Femi Adeyemi described Brunei Shell’s Digital E&P Business which supports high end smart, ‘snake’ wells, real time data integration, remote monitoring and valve control. Shell’s smart field ‘value loop’ brings challenges of data overload—engineers are again spending more time accessing and manipulating data rather than ‘real surveillance’—analysis, interpretation and action. Security is an issue in the real time data environment and a high tech firewall separates the control system from the office domain. Shell’s data driven models use real time data for 24/7 surveillance and optimization. Exprodat’s Information Quality Metrics (IQM) tool is used for data QA. IQM’s asset data ‘traffic lights’ have raised data quality’s profile for many Shell assets.

OFS Portal

According to OFS Portal’s Bill le Sage, upstream oil and gas spent $265 billion in 2006. E-commerce has had a tough beginning in oil and gas.
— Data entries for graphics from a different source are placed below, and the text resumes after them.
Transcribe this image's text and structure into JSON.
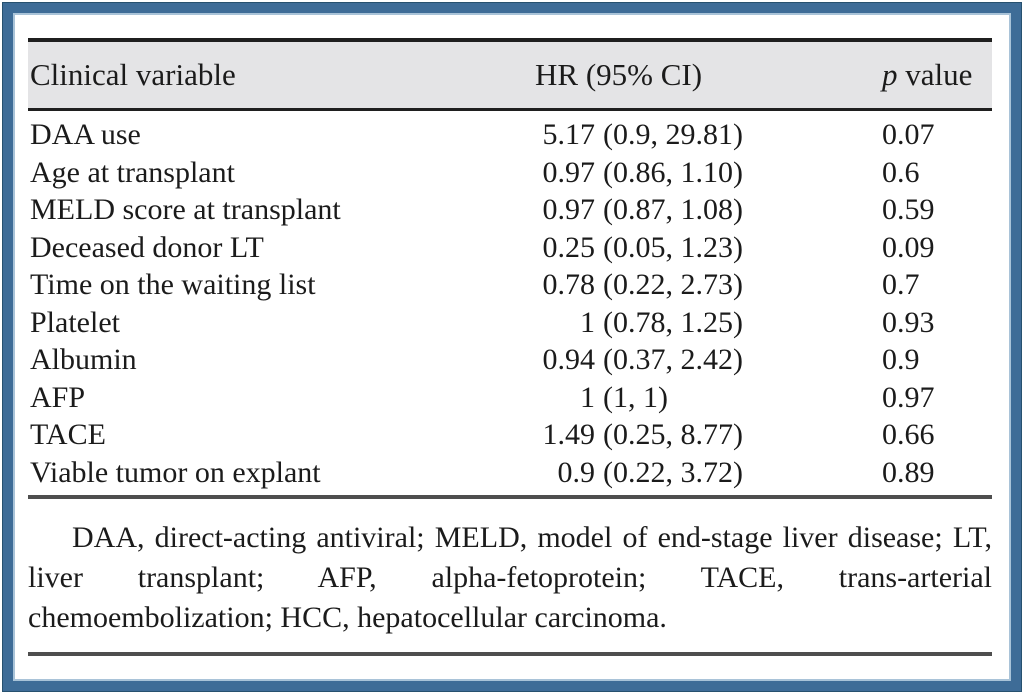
{
  "colors": {
    "frame_border": "#3e6c97",
    "frame_border_dark_edge": "#27516f",
    "frame_border_light_edge": "#a9c3d8",
    "header_background": "#e4e4e6",
    "rule_dark": "#1f1f1f",
    "rule_gray": "#4e4e4e",
    "text": "#1b1b1b"
  },
  "table": {
    "headers": {
      "variable": "Clinical variable",
      "hr": "HR (95% CI)",
      "p_italic": "p",
      "p_rest": " value"
    },
    "rows": [
      {
        "variable": "DAA use",
        "hr": "5.17",
        "ci": "(0.9, 29.81)",
        "p": "0.07"
      },
      {
        "variable": "Age at transplant",
        "hr": "0.97",
        "ci": "(0.86, 1.10)",
        "p": "0.6"
      },
      {
        "variable": "MELD score at transplant",
        "hr": "0.97",
        "ci": "(0.87, 1.08)",
        "p": "0.59"
      },
      {
        "variable": "Deceased donor LT",
        "hr": "0.25",
        "ci": "(0.05, 1.23)",
        "p": "0.09"
      },
      {
        "variable": "Time on the waiting list",
        "hr": "0.78",
        "ci": "(0.22, 2.73)",
        "p": "0.7"
      },
      {
        "variable": "Platelet",
        "hr": "1",
        "ci": "(0.78, 1.25)",
        "p": "0.93"
      },
      {
        "variable": "Albumin",
        "hr": "0.94",
        "ci": "(0.37, 2.42)",
        "p": "0.9"
      },
      {
        "variable": "AFP",
        "hr": "1",
        "ci": "(1, 1)",
        "p": "0.97"
      },
      {
        "variable": "TACE",
        "hr": "1.49",
        "ci": "(0.25, 8.77)",
        "p": "0.66"
      },
      {
        "variable": "Viable tumor on explant",
        "hr": "0.9",
        "ci": "(0.22, 3.72)",
        "p": "0.89"
      }
    ]
  },
  "footnote": "DAA, direct-acting antiviral; MELD, model of end-stage liver disease; LT, liver transplant; AFP, alpha-fetoprotein; TACE, trans-arterial chemoembolization; HCC, hepatocellular carcinoma."
}
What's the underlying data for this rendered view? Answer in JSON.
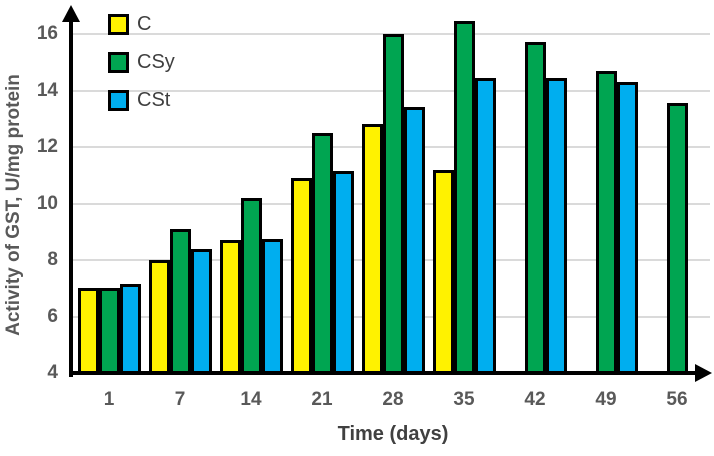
{
  "chart_data": {
    "type": "bar",
    "title": "",
    "xlabel": "Time (days)",
    "ylabel": "Activity of GST, U/mg protein",
    "categories": [
      "1",
      "7",
      "14",
      "21",
      "28",
      "35",
      "42",
      "49",
      "56"
    ],
    "series": [
      {
        "name": "C",
        "color": "#fff200",
        "values": [
          7.0,
          8.0,
          8.7,
          10.9,
          12.8,
          11.2,
          null,
          null,
          null
        ]
      },
      {
        "name": "CSy",
        "color": "#00a551",
        "values": [
          7.0,
          9.1,
          10.2,
          12.5,
          16.0,
          16.45,
          15.7,
          14.7,
          13.55
        ]
      },
      {
        "name": "CSt",
        "color": "#00aeef",
        "values": [
          7.15,
          8.4,
          8.75,
          11.15,
          13.4,
          14.45,
          14.45,
          14.3,
          null
        ]
      }
    ],
    "ylim": [
      4,
      16
    ],
    "ytick_step": 2,
    "grid": true,
    "legend_position": "top-left-inside",
    "colors": {
      "bar_border": "#000000",
      "axis": "#000000",
      "grid": "#dadada",
      "tick_label": "#595959",
      "axis_title": "#595959",
      "legend_text": "#3f3f3f",
      "background": "#ffffff"
    }
  }
}
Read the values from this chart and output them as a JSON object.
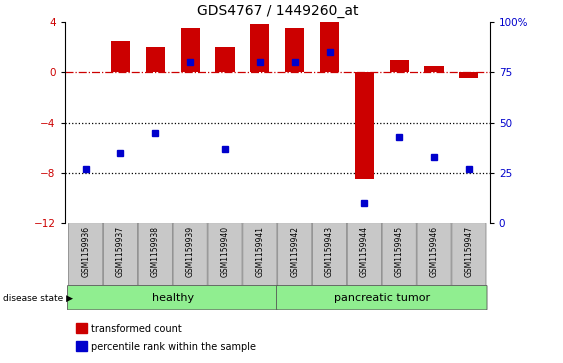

Le Sage thinks that we are now at ‘the end of the beginning.’ It has been a lot harder than anyone thought but today, PIDX standards have really taken off. For the oil and gas supply chain, data means catalogs—but these are rarely used for sourcing in the upstream. One advantage of PIDX XML documents is that they allow capture of transactional (spend) information. Today almost all business transactions are PIDX standard documents.

eIPP

OFS Portal is now focusing on ‘eIPP’ electronic invoicing, procurement and payment. In the upstream, the real value is in complex products and services. One supplier catalogs 800 kind of drill bits. SAP can’t handle ‘non explicit’ purchases which may be only a couple of lines of text. OFS Portal is working with SAP on such issues. Le Sage sees big wins from spend analysis and reduced invoice processing costs.